Dry Hillsides & Live Oaks
We’re reaching the end of a lovely three-week vacation back home in the beloved Bay Area. Realizing that I’d taken tons of photos as always, but not posted any of them whether to facebook or to the blog…let alone to instagram, which friends are telling me I should try out…I decided that before I head to the airport tomorrow for the flight back to Port au Prince, I should at least start sorting some of the pics and putting them up. I’ve been out on my bike even more than usual this time, because I have no motor vehicle up here; I’ve driven around a bit with friends down in the city (SF, that is) and the peninsula; and yesterday around Sonoma County with another friend who came for a visit…but those shots will appear in future posts once I’ve sorted the good from the bad. This post is all about the superb mountain-biking park that is semi-literally out my door, turn right, and walk til the streets end and the paths begin. Any time someone wonders why I’ve continued to pay state taxes in CA during all these years when I’m more out of the country, than in…well, state parks with toilets and drinking fountains (potable water than won’t give you cholera! piped fresh to a faucet near you! don’t take it for granted!) and maintained walk and horse and bike trails…well, if my taxes are going for that rather than bombing schools in various poorer foreign lands, they’re taxes I’m happy to pay. ‘Nuf said…oh except the mountain lion sign is for my brother Steve: these, you can be afraid of. Chickens, no; mountain lions, yes. Got it? 🙂
Seasons in Sonoma County
When I moved from New York City to southern California, a long-time family friend told me I’d miss seasons. While not untrue, this was also not entirely true. The joke among southern Californians at the time was that there were seasons but they were just different from the classic northern four — in LA, one had fire season, mudslide season, etc. Now I’ve spent the past decade and more roaming among assignments mostly well within the world’s tropical bands, I’ve learned more about the seasons not of winter and summer, autumn and spring — but of wet and dry, all too often also of malaria and cholera. As a world we seem also to be learning about the less-bad and even-worse seasons to attempt crossing the Mediterranean in an overcrowded wooden boat in the urgent hope of providing for yourself, your children, your spouse some kind of safety or opportunity more than you and yours face in the horn of Africa or parts of the Arabian peninsula. And meanwhile, would-be presidential politicians in the US whose great-great grandparents left northern Europe as economic migrants wax sanctimonious and try to bar the gates behind them and limit opportunity only to those who look, think and act like them. Ah well: when the politics and pain of the world get too much for me I think about the green grass of winter, and the brown grass of summer, on the hills of California.

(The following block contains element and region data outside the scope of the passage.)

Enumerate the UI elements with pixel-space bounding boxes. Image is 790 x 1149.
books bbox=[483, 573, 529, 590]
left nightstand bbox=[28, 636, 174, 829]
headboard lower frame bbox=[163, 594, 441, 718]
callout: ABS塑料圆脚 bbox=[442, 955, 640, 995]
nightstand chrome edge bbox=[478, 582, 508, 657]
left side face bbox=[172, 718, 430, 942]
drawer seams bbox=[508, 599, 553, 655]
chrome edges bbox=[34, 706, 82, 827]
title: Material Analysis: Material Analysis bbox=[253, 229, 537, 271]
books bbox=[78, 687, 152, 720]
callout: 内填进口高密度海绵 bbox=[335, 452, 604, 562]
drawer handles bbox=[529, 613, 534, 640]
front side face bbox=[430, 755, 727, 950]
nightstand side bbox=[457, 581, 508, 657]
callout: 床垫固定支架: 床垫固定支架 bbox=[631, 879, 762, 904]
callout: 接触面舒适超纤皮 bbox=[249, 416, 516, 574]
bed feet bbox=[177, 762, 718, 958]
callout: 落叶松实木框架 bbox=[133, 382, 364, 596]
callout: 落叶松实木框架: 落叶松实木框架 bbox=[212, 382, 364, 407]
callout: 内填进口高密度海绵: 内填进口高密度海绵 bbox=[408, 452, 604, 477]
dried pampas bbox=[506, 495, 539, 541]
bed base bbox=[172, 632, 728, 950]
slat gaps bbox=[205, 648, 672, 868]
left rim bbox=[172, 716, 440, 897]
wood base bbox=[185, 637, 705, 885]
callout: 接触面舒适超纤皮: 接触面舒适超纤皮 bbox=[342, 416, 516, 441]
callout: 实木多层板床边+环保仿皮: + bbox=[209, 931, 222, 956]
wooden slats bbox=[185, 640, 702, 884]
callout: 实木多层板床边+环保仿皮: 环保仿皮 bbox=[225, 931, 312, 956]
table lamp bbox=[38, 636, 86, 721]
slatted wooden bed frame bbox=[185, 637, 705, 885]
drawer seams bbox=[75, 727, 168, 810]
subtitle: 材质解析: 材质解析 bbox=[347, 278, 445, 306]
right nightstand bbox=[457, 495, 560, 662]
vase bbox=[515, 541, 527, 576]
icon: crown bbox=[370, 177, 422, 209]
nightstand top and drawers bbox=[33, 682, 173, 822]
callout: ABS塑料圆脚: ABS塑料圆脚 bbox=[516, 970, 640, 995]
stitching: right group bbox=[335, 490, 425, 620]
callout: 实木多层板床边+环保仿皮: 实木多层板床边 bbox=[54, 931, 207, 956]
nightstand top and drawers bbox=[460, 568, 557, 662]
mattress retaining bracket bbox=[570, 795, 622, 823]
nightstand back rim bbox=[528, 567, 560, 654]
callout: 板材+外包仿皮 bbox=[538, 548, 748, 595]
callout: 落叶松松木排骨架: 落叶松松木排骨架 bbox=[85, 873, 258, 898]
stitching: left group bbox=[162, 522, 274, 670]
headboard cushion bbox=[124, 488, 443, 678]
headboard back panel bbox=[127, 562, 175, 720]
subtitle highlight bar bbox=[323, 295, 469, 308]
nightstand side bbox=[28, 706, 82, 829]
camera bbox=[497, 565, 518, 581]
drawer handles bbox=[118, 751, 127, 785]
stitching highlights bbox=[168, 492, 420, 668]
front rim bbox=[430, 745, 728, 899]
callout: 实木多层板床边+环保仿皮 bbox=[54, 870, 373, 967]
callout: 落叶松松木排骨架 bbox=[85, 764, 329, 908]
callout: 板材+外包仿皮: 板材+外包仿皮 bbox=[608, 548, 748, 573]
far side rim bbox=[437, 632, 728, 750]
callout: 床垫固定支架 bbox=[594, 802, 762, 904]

Herewith some examples of the same places, at different times of year. And let me add, for blog readers new and returning: I’ve made some changes in design and layout recently. One feature I’m personally addicted to is the header image on this page, which should shuffle through a bunch of different images, changing pretty much each time you come back to it. I’ve tried to pick some of the most interesting things I’ve seen since I started this little blog thing in early 2005…so please, if you see things up there that you especially like, or that you think aren’t strong or interesting enough, drop me a comment or shoot me a note. I’m enjoying fiddling with the design and layout, and always love to hear from readers, whether I’ve met you yet in person or not. Thanks!
On & Around San Francisco Bay
…plus a few remnants from a series one might call ‘airports of the world.’ smw, slt has not gotten out and about with the camera much these past weeks, but I did realize there was a small cache of photos from some boat trips on the bay, and some hikes in Marin and Sonoma counties, that had not yet been posted. Since I get a bit homesick sometimes when I’m so far away, I’m putting these up so that I have an easy way to scan over them from time to time and remind myself what home looks like. Maybe some of you will enjoy it as well. All the photos have descriptive file names that show up if you hover over them or open them separately, I think. In the slide show below, you’ll see a panorama which goes from the Bay Bridge on the left (east), across the full waterfront of northern SF, to the Golden Gate Bridge & Marin Headlands on the right (west). Further down you’ll see some hiking shots from the trails in Tennessee Valley (Marin county), and Annadel State Park & Hood Mountain Regional Park (Sonoma County). In one of them you’ll see frost on the ground in the shadowy foreground: that was Christmas day last year – ah, how I long for frost on a hot afternoon here in Port au Prince! At the end are some photos of me and friends – at Wolf House in Jack London State Historic Park (Sonoma County) … and, well, me looking as lost as I felt, with some colleagues in Casablanca airport on my way home from Sierra Leone, last December. Our flight out of Freetown had been at some crazy hour like 2 am or 3 am or something, so we took the ferry over to the airport at 10pm or so, and snoozed in the waiting area and then flew for three hours to Casablanca to land at something like 8 in the morning. Oy, airports in which we have waited listlessly: might be a future series, what do you think?